Dr. Santinha, birçok doğuştan hastalıkta tek bir genin değil birden fazla genin rol oynadığını vurguladı. Bu aynı zamanda şizofreni gibi ruhsal hastalıklarda da geçerli. Teknik artık bu tür hastalıkları ve bunların genetik nedenlerini doğrudan yetişkin hayvanlarda incelenmesine olanak sağlıyor.
Artık bu analizler canlı organizmalarda yapılabilecek. Bu büyük bir avantaj çünkü hücreler kültürde, canlı bir bedenin parçası olarak davranışlarından farklı davranmakta. Bir diğer avantaj ise bilim insanlarının AAV'leri hayvanların kan dolaşımına kolayca enjekte edebilmesi. Farklı fonksiyonel özelliklere sahip çeşitli farklı AAV'ler var. Bu çalışmada araştırmacılar hayvanların beynine giren bir virüs kullandılar. Dr. Santinha, neyi calışacağinıza bağlı olarak, diğer organları hedef alan AAV'leri de kullanabileceğini vurguladı.
GENETİK BOZUKLUĞA ÇARE
ETH Zürih ve Cenevre Üniversitesi araştırmacıları birlikte bu yöntemi kullanarak, 22q11.2 delesyon sendromu olarak bilinen, insanlarda nadir görülen bir genetik bozukluğa ilişkin yeni ipuçları elde etti. Daha önce bu hastalıktan 106 gen içeren bir kromozom bölgesinin sorumlu olduğu biliniyordu. Hastalığın birden fazla genle ilişkili olduğu da biliniyordu, ancak hastalıkta hangi genlerin hangi rolü oynadığı bilinmiyordu.
Araştırmacılar bu kromozomal bölgenin fare beyninde de aktif olan 29 genine odaklandı. Her bir fare beyin hücresinde, bu 29 genden birini değiştirdiler ve ardından bu beyin hücrelerinin RNA profillerini analiz ettiler.
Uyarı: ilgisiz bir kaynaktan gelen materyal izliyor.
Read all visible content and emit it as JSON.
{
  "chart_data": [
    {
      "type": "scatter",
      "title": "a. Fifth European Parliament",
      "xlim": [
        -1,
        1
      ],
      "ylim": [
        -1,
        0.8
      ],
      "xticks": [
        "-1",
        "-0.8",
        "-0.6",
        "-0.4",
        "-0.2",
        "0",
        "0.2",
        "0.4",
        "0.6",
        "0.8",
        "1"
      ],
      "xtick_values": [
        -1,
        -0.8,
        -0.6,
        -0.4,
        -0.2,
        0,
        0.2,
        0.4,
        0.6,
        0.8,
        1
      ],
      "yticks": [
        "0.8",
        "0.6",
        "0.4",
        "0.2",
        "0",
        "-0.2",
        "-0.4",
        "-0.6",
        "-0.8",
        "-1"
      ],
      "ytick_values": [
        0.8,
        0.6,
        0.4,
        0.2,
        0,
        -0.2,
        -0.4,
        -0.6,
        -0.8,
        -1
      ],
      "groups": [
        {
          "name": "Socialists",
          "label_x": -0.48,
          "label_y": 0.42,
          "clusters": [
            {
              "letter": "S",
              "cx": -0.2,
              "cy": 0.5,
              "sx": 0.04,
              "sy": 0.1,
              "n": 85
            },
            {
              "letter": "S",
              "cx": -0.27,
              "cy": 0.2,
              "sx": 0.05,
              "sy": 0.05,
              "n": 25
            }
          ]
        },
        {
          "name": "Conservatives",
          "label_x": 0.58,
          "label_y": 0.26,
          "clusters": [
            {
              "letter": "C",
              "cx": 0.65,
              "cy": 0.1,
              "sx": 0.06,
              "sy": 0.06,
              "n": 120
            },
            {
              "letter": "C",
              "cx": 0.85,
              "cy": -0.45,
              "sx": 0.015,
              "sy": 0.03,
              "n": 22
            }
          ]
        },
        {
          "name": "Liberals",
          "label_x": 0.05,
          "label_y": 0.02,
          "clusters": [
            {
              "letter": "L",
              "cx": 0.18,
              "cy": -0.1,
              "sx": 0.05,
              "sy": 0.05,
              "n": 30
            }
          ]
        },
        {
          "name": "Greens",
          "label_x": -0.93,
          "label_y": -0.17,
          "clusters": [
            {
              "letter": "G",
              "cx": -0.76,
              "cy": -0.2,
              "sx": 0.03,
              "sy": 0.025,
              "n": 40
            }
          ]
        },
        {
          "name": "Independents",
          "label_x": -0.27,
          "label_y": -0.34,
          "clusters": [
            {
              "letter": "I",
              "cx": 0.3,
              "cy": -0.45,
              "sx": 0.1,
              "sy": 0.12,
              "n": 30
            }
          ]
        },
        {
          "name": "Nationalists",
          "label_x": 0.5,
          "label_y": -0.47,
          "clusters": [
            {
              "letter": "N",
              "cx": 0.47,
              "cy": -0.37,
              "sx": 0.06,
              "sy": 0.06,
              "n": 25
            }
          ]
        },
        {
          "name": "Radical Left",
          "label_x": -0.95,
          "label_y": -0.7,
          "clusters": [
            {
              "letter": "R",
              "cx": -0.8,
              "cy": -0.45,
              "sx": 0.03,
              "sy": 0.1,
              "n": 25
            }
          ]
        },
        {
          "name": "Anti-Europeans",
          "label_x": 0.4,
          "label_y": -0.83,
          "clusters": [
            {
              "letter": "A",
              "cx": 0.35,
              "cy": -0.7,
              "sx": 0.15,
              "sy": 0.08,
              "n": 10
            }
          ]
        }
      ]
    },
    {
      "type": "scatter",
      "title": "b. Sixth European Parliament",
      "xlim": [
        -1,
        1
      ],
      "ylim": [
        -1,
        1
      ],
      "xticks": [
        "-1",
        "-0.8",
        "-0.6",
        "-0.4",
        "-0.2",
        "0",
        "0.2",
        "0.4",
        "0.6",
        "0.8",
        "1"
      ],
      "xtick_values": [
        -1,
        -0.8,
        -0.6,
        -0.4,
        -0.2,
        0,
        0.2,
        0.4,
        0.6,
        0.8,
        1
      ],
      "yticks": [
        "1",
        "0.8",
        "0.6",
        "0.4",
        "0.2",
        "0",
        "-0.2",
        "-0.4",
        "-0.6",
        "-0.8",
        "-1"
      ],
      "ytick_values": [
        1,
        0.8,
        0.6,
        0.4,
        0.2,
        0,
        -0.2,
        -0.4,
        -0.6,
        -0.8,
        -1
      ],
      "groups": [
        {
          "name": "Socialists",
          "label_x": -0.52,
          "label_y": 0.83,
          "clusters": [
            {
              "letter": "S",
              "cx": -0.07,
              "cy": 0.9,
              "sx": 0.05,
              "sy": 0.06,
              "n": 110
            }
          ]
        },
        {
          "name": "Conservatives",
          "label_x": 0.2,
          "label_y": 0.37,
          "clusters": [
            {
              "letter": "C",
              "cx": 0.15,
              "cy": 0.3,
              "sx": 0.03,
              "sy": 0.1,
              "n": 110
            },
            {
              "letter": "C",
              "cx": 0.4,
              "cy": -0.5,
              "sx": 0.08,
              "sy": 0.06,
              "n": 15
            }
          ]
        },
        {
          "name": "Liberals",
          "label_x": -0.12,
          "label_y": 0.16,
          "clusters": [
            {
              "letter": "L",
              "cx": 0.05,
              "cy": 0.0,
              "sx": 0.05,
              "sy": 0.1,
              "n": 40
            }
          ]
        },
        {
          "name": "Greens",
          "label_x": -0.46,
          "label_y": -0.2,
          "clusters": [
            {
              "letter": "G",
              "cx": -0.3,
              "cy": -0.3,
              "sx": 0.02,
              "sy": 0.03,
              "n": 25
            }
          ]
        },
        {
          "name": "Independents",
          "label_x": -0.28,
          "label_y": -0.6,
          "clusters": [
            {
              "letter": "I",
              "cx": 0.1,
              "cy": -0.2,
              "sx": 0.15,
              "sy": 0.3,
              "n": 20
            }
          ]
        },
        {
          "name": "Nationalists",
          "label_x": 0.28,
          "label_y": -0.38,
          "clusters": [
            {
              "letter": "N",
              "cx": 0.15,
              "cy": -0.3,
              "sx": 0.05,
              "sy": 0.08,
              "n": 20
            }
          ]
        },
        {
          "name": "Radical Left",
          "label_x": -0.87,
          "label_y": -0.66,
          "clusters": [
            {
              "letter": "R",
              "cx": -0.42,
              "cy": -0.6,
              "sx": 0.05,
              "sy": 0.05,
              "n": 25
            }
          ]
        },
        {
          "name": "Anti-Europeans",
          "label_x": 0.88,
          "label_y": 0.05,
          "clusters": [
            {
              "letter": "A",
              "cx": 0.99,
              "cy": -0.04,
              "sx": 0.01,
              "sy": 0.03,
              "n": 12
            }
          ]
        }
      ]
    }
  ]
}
Bilim insanları, bu genlerden üçünün beyin hücrelerinin işlev bozukluğundan büyük ölçüde sorumlu olduğunu göstermeyi başardılar. Ayrıca fare hücrelerinde şizofreni ve otizm spektrum bozukluklarını andıran paternler buldular. Üç genden biri zaten biliniyordu, ancak diğer ikisi daha önce pek fazla bilimsel ilginin odağı olmamıştı.